— Matthew Dolling is an intensive care consultant at Lincoln County Hospital. This column is part of a series marking a year since the start of the COVID pandemic.
I think the intensive care unit (ICU) community became concerned, as did the rest of us watching the first news items, as the COVID outbreak evolved in Wuhan – a concern that deepened as it spread into Europe.
It rapidly became apparent we would not escape it, so by the time we took our first COVID patient into ICU, we as a department had spent a lot of time preparing and were as ready as we could be.
Nurses and clinicians of all grades threw themselves into this effort and a program of education evolved to include other departments outside of the critical care as well.
A year has passed and it is a blur. Weekdays and weekends were often indistinguishable and months passed unmarked, with the experience on one day being the same as another.
Before COVID the use of facemasks and the level of personal protective equipment (PPE) we have now become used to was a rare occurrence – now it sadly seems the norm.
The nurses have been the hardest hit by this, spending the longest hours by the bedside in PPE, doing both a physically and mentally demanding job – looking after some of the sickest patients imaginable.
Their morale is now low and they are exhausted, and some have been scarred by the experience.
There have been many hard times in this pandemic but something that I think many staff have found difficult to deal with is the death of COVID patients on ICU.
This has often happened without their families being able to be present. As an ICU consultant giving such bad news by phone is so difficult.
The nurses have at times tried to use phones and iPads to link families with patients in their last moments, in an attempt to give them the opportunity to say their last goodbyes – but this is a poor substitute to physical contact.
It is not the same as holding someone’s hand so it was the bedside nurse who did that.
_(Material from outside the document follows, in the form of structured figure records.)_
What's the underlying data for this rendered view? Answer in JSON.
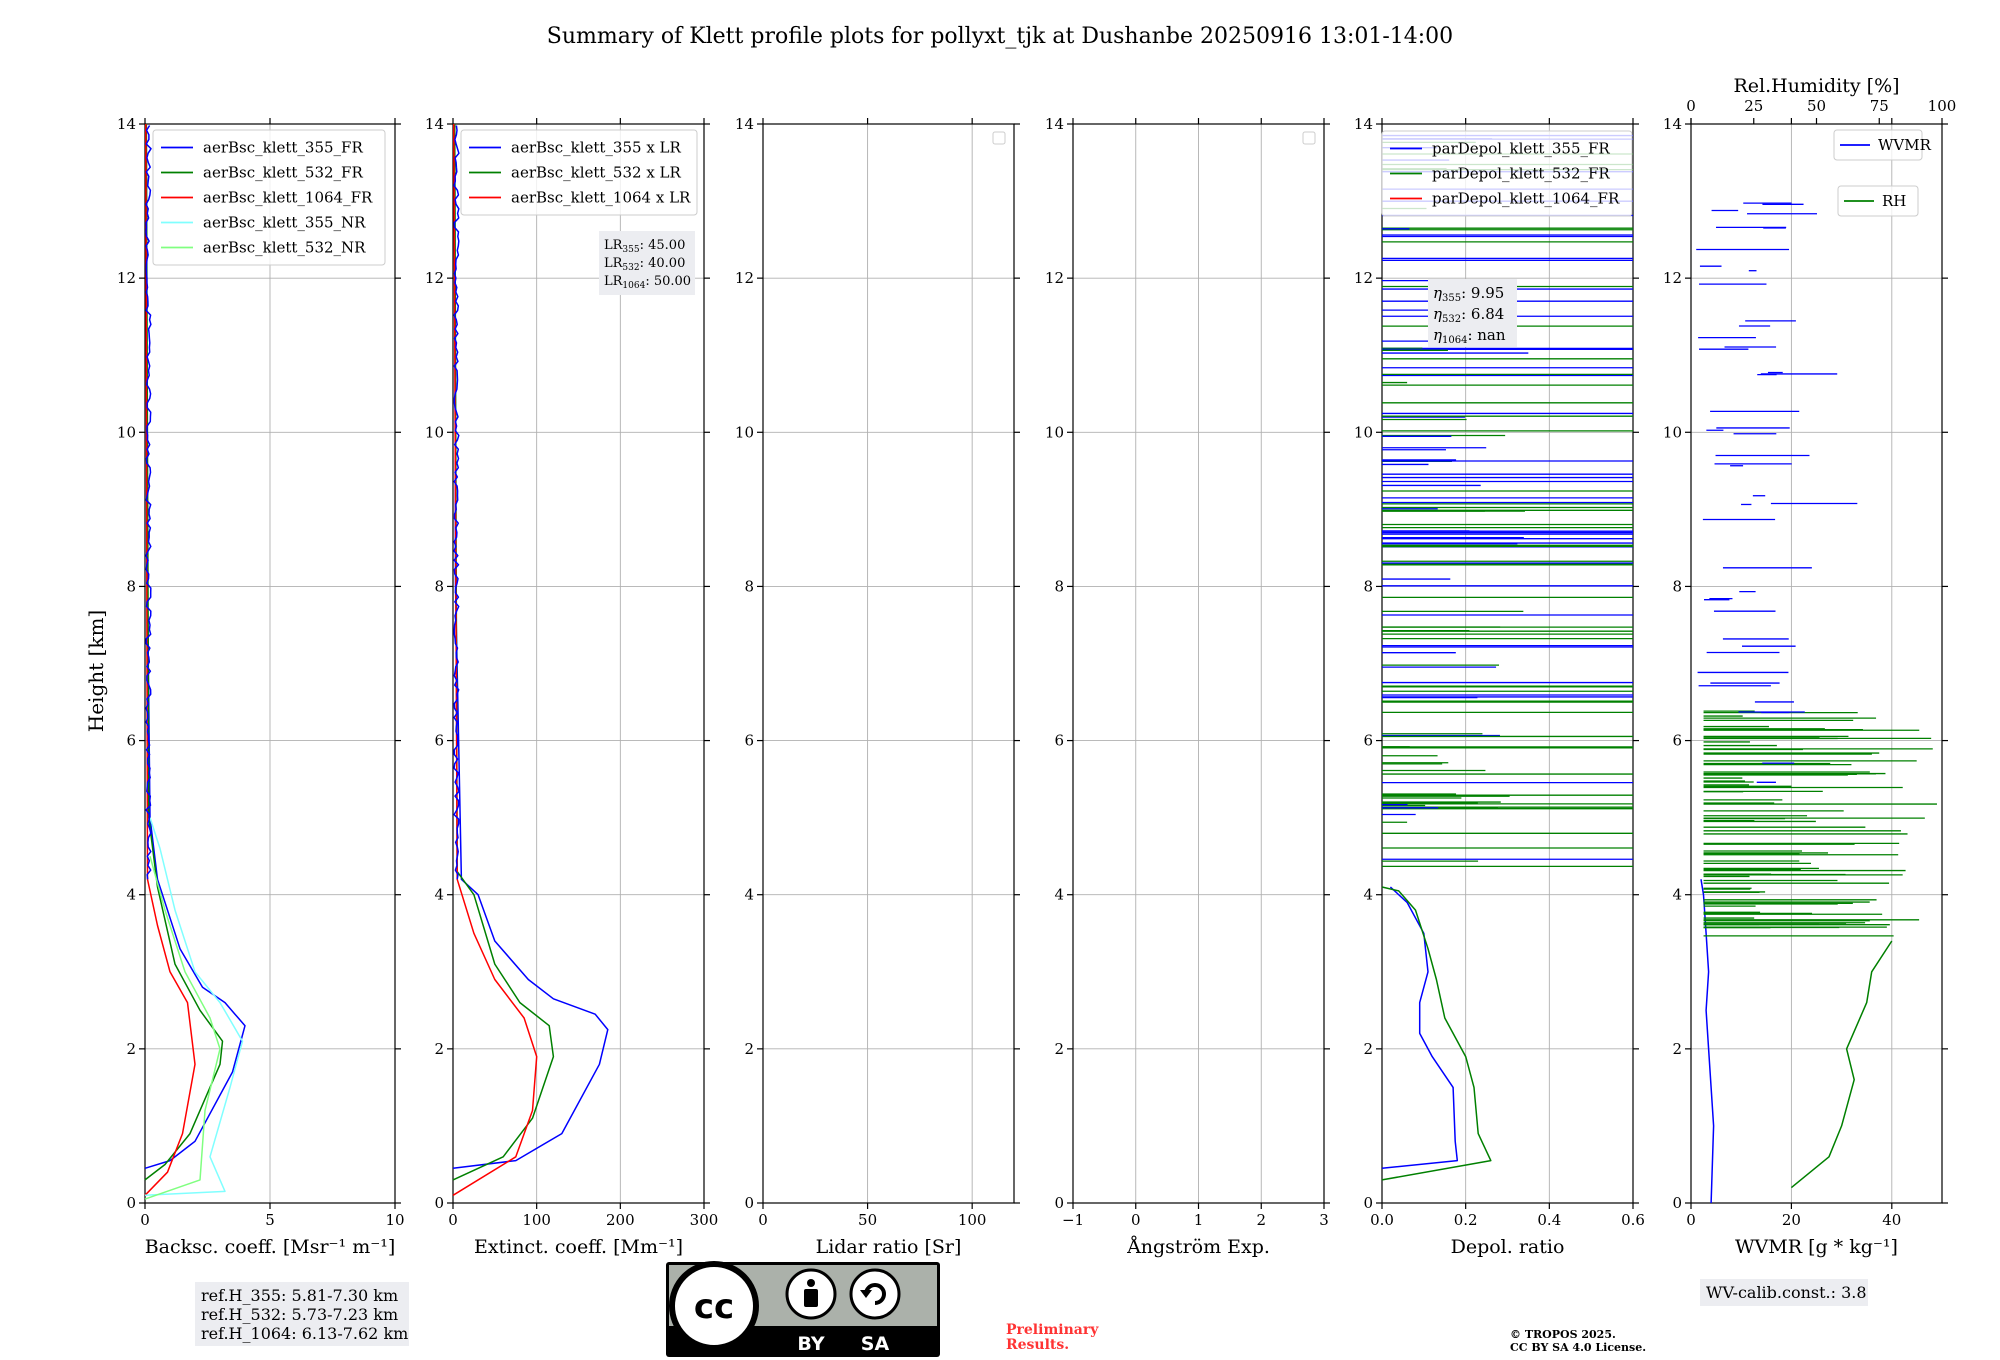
{
  "title": "Summary of Klett profile plots for pollyxt_tjk at Dushanbe 20250916 13:01-14:00",
  "colors": {
    "blue": "#0000ff",
    "green": "#008000",
    "red": "#ff0000",
    "cyan": "#80ffff",
    "lightgreen": "#80ff80",
    "preliminary": "#ff0000"
  },
  "height_axis": {
    "label": "Height [km]",
    "ylim": [
      0,
      14
    ],
    "ticks": [
      0,
      2,
      4,
      6,
      8,
      10,
      12,
      14
    ]
  },
  "panels": [
    {
      "id": "bsc",
      "xlabel": "Backsc. coeff. [Msr⁻¹ m⁻¹]",
      "xlim": [
        0,
        10
      ],
      "xticks": [
        0,
        5,
        10
      ],
      "legend": [
        "aerBsc_klett_355_FR",
        "aerBsc_klett_532_FR",
        "aerBsc_klett_1064_FR",
        "aerBsc_klett_355_NR",
        "aerBsc_klett_532_NR"
      ]
    },
    {
      "id": "ext",
      "xlabel": "Extinct. coeff. [Mm⁻¹]",
      "xlim": [
        0,
        300
      ],
      "xticks": [
        0,
        100,
        200,
        300
      ],
      "legend": [
        "aerBsc_klett_355 x LR",
        "aerBsc_klett_532 x LR",
        "aerBsc_klett_1064 x LR"
      ]
    },
    {
      "id": "lr",
      "xlabel": "Lidar ratio [Sr]",
      "xlim": [
        0,
        120
      ],
      "xticks": [
        0,
        50,
        100
      ],
      "legend": []
    },
    {
      "id": "ae",
      "xlabel": "Ångström Exp.",
      "xlim": [
        -1,
        3
      ],
      "xticks": [
        -1,
        0,
        1,
        2,
        3
      ],
      "legend": []
    },
    {
      "id": "depol",
      "xlabel": "Depol. ratio",
      "xlim": [
        0,
        0.6
      ],
      "xticks": [
        0.0,
        0.2,
        0.4,
        0.6
      ],
      "xtick_labels": [
        "0.0",
        "0.2",
        "0.4",
        "0.6"
      ],
      "legend": [
        "parDepol_klett_355_FR",
        "parDepol_klett_532_FR",
        "parDepol_klett_1064_FR"
      ]
    },
    {
      "id": "wv",
      "xlabel": "WVMR [g * kg⁻¹]",
      "xlim": [
        0,
        50
      ],
      "xticks": [
        0,
        20,
        40
      ],
      "top_label": "Rel.Humidity [%]",
      "top_xlim": [
        0,
        100
      ],
      "top_xticks": [
        0,
        25,
        50,
        75,
        100
      ],
      "legend": [
        "WVMR",
        "RH"
      ]
    }
  ],
  "annotations": {
    "lr_lines": [
      {
        "pre": "LR",
        "sub": "355",
        "value": ": 45.00"
      },
      {
        "pre": "LR",
        "sub": "532",
        "value": ": 40.00"
      },
      {
        "pre": "LR",
        "sub": "1064",
        "value": ": 50.00"
      }
    ],
    "eta_lines": [
      {
        "pre": "η",
        "sub": "355",
        "value": ": 9.95"
      },
      {
        "pre": "η",
        "sub": "532",
        "value": ": 6.84"
      },
      {
        "pre": "η",
        "sub": "1064",
        "value": ": nan"
      }
    ],
    "ref_heights": [
      "ref.H_355: 5.81-7.30 km",
      "ref.H_532: 5.73-7.23 km",
      "ref.H_1064: 6.13-7.62 km"
    ],
    "wv_calib": "WV-calib.const.: 3.8",
    "preliminary": [
      "Preliminary",
      "Results."
    ],
    "copyright": [
      "© TROPOS 2025.",
      "CC BY SA 4.0 License."
    ],
    "license_badge": {
      "cc": "cc",
      "by": "BY",
      "sa": "SA"
    }
  },
  "chart_data": {
    "type": "line",
    "y_variable": "Height [km]",
    "backscatter": [
      {
        "name": "aerBsc_klett_355_FR",
        "color": "blue",
        "x": [
          0,
          1.0,
          2.0,
          3.5,
          4.0,
          3.6,
          3.2,
          2.3,
          1.4,
          0.5,
          0.2,
          0.1,
          0.05
        ],
        "y": [
          0.45,
          0.55,
          0.8,
          1.7,
          2.3,
          2.45,
          2.6,
          2.8,
          3.3,
          4.2,
          5.0,
          8.0,
          14.0
        ]
      },
      {
        "name": "aerBsc_klett_532_FR",
        "color": "green",
        "x": [
          0,
          0.8,
          1.8,
          3.0,
          3.1,
          2.2,
          1.2,
          0.5,
          0.15,
          0.05
        ],
        "y": [
          0.3,
          0.5,
          0.9,
          1.8,
          2.1,
          2.5,
          3.1,
          4.1,
          5.0,
          14.0
        ]
      },
      {
        "name": "aerBsc_klett_1064_FR",
        "color": "red",
        "x": [
          0,
          0.9,
          1.5,
          2.0,
          1.7,
          1.0,
          0.5,
          0.1,
          0.03
        ],
        "y": [
          0.1,
          0.4,
          0.9,
          1.8,
          2.6,
          3.0,
          3.6,
          4.2,
          14.0
        ]
      },
      {
        "name": "aerBsc_klett_355_NR",
        "color": "cyan",
        "x": [
          0,
          3.2,
          2.6,
          3.4,
          3.9,
          3.0,
          2.0,
          1.2,
          0.6,
          0.2
        ],
        "y": [
          0.1,
          0.15,
          0.6,
          1.5,
          2.1,
          2.6,
          3.0,
          3.8,
          4.6,
          5.0
        ]
      },
      {
        "name": "aerBsc_klett_532_NR",
        "color": "lightgreen",
        "x": [
          0,
          2.2,
          2.4,
          3.0,
          2.6,
          1.6,
          0.8,
          0.2
        ],
        "y": [
          0.05,
          0.3,
          1.2,
          2.0,
          2.4,
          3.0,
          3.8,
          4.5
        ]
      }
    ],
    "extinction": [
      {
        "name": "aerBsc_klett_355 x LR",
        "color": "blue",
        "x": [
          0,
          75,
          130,
          175,
          185,
          170,
          120,
          90,
          50,
          30,
          10,
          3,
          2
        ],
        "y": [
          0.45,
          0.55,
          0.9,
          1.8,
          2.25,
          2.45,
          2.65,
          2.9,
          3.4,
          4.0,
          4.2,
          8.0,
          14.0
        ]
      },
      {
        "name": "aerBsc_klett_532 x LR",
        "color": "green",
        "x": [
          0,
          60,
          95,
          120,
          115,
          80,
          50,
          25,
          5,
          2
        ],
        "y": [
          0.3,
          0.6,
          1.1,
          1.9,
          2.3,
          2.6,
          3.1,
          4.0,
          4.3,
          14.0
        ]
      },
      {
        "name": "aerBsc_klett_1064 x LR",
        "color": "red",
        "x": [
          0,
          75,
          95,
          100,
          85,
          50,
          25,
          5,
          1
        ],
        "y": [
          0.1,
          0.6,
          1.2,
          1.9,
          2.4,
          2.9,
          3.5,
          4.2,
          14.0
        ]
      }
    ],
    "lidar_ratio": [],
    "angstrom_exponent": [],
    "depol_ratio": [
      {
        "name": "parDepol_klett_355_FR",
        "color": "blue",
        "x": [
          0,
          0.18,
          0.175,
          0.17,
          0.12,
          0.09,
          0.09,
          0.11,
          0.1,
          0.06,
          0.02
        ],
        "y": [
          0.45,
          0.55,
          0.8,
          1.5,
          1.9,
          2.2,
          2.6,
          3.0,
          3.5,
          3.9,
          4.1
        ]
      },
      {
        "name": "parDepol_klett_532_FR",
        "color": "green",
        "x": [
          0,
          0.26,
          0.23,
          0.22,
          0.2,
          0.15,
          0.13,
          0.11,
          0.08,
          0.04,
          0.0
        ],
        "y": [
          0.3,
          0.55,
          0.9,
          1.5,
          1.9,
          2.4,
          2.9,
          3.3,
          3.8,
          4.05,
          4.1
        ]
      }
    ],
    "water_vapor": [
      {
        "name": "WVMR",
        "axis": "WVMR [g*kg-1]",
        "color": "blue",
        "x": [
          4,
          4.5,
          3.5,
          3.0,
          3.5,
          3.0,
          2.5,
          2.0
        ],
        "y": [
          0,
          1,
          2,
          2.5,
          3.0,
          3.5,
          4.0,
          4.2
        ]
      },
      {
        "name": "RH",
        "axis": "Rel.Humidity [%]",
        "color": "green",
        "x": [
          40,
          55,
          60,
          65,
          62,
          70,
          72,
          80
        ],
        "y": [
          0.2,
          0.6,
          1.0,
          1.6,
          2.0,
          2.6,
          3.0,
          3.4
        ]
      }
    ]
  }
}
They would be the families’ surrogate so the patient did not die alone.
I do not feel I have had enough time yet to know entirely what I have learnt from all this experience, but I do know that ICU nurses are completely undervalued. They lack the appreciation and recognition they deserve.
Some of my colleagues such as operating department practitioners have also proved to have an incomprehensible but wonderful ability to rapidly integrate themselves into a team and help in the care of very sick patients.
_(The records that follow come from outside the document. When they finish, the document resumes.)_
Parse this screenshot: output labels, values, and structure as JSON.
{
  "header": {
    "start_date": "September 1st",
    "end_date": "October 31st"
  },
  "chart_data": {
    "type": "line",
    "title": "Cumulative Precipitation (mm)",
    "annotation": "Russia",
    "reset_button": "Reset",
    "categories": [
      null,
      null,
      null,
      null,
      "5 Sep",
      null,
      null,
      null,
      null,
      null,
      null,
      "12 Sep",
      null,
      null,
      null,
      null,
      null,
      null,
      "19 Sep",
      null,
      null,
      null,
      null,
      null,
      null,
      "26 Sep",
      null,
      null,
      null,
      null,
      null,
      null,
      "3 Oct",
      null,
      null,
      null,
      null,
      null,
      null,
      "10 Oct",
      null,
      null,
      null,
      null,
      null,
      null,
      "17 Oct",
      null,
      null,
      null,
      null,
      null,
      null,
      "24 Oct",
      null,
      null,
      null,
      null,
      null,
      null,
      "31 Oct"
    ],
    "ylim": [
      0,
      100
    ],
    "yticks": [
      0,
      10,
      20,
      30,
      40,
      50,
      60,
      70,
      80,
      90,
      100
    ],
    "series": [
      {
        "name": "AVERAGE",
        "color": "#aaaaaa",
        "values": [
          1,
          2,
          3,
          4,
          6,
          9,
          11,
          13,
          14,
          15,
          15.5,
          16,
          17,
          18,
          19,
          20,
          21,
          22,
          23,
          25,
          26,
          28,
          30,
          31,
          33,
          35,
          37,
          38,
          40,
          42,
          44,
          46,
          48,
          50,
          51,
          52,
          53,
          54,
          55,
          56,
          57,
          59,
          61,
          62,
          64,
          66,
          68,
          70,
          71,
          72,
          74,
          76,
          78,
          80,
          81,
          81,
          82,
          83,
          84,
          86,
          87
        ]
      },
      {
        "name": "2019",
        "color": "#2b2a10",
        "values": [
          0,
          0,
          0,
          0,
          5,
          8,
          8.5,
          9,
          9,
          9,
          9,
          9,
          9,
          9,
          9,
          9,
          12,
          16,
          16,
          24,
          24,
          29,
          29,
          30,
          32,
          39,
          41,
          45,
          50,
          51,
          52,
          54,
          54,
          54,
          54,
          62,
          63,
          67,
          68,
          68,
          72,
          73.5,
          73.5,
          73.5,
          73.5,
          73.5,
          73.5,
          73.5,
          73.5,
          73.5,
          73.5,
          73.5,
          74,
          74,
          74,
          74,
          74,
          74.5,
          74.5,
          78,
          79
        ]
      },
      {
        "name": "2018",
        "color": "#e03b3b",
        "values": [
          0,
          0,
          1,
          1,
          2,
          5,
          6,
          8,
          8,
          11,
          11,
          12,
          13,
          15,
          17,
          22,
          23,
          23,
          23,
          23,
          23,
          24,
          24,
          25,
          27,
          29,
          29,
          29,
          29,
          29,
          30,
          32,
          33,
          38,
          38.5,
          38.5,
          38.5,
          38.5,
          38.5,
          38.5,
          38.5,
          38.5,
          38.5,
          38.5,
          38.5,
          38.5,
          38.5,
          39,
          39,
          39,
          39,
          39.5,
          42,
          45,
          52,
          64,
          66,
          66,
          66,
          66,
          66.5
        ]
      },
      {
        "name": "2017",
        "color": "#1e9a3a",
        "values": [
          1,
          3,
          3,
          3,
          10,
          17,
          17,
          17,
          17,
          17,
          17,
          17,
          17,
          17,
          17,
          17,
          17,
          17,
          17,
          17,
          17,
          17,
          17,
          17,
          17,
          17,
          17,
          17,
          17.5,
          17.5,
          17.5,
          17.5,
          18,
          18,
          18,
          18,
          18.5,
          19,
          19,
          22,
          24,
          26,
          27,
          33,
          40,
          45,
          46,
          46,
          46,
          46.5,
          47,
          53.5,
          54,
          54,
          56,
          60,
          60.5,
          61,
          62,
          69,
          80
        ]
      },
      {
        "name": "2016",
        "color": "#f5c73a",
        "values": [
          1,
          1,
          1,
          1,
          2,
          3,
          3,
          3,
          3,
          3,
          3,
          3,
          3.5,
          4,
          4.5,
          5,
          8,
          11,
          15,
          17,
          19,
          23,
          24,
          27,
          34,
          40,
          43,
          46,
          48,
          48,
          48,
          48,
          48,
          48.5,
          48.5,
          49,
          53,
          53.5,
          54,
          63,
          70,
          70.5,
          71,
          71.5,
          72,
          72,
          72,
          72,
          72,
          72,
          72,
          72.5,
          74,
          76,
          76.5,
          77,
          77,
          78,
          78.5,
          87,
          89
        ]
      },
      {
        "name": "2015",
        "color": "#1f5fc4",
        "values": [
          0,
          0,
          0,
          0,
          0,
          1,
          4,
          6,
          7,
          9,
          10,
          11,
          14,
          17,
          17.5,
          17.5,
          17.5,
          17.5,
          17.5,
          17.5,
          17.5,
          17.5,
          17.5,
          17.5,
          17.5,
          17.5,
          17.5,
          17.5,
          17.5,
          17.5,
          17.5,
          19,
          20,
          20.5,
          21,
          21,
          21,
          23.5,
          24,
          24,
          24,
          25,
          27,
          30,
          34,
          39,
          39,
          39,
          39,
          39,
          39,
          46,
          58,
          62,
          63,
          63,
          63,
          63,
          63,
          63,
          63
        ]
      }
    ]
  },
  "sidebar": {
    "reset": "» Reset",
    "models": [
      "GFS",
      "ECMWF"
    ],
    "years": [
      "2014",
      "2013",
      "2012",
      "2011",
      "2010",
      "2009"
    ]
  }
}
A moment that particularly stands out for me was when I collected a critically-ill COVID patient from a Birmingham hospital as part of a regional care transfer team.
The hospital’s resources had been overwhelmed by the sheer number of patients so myself and the nurse I was working with transferred that patient to Lincoln’s ICU, where at the time there were more resources to cope.
This practice has been repeated over and over again all across the country and has allowed the NHS to survive the worst that the disease could throw at it.
For me it demonstrated that the NHS is truly a national health service, not a local one.
A service that can utilise its expertise to provide the best opportunities for everyone wherever they are in the country. A service that when it’s at its best can make the hardest things seem easy.
I have also learnt that whilst my colleagues and I have struggled through the last year, there are still some who would rather believe in conspiracy theories, do not believe in COVID or who would wilfully put others at risk.
As I am still very close to the rock face I am not well placed to comprehend their views nor may I ever.
I will continue, however, to hope that people will behave responsibly, that the vaccine rollout continues at pace and that it remains effective, such that this is the beginning of a sustained return to normality, even if it isn’t a normality we experienced previously.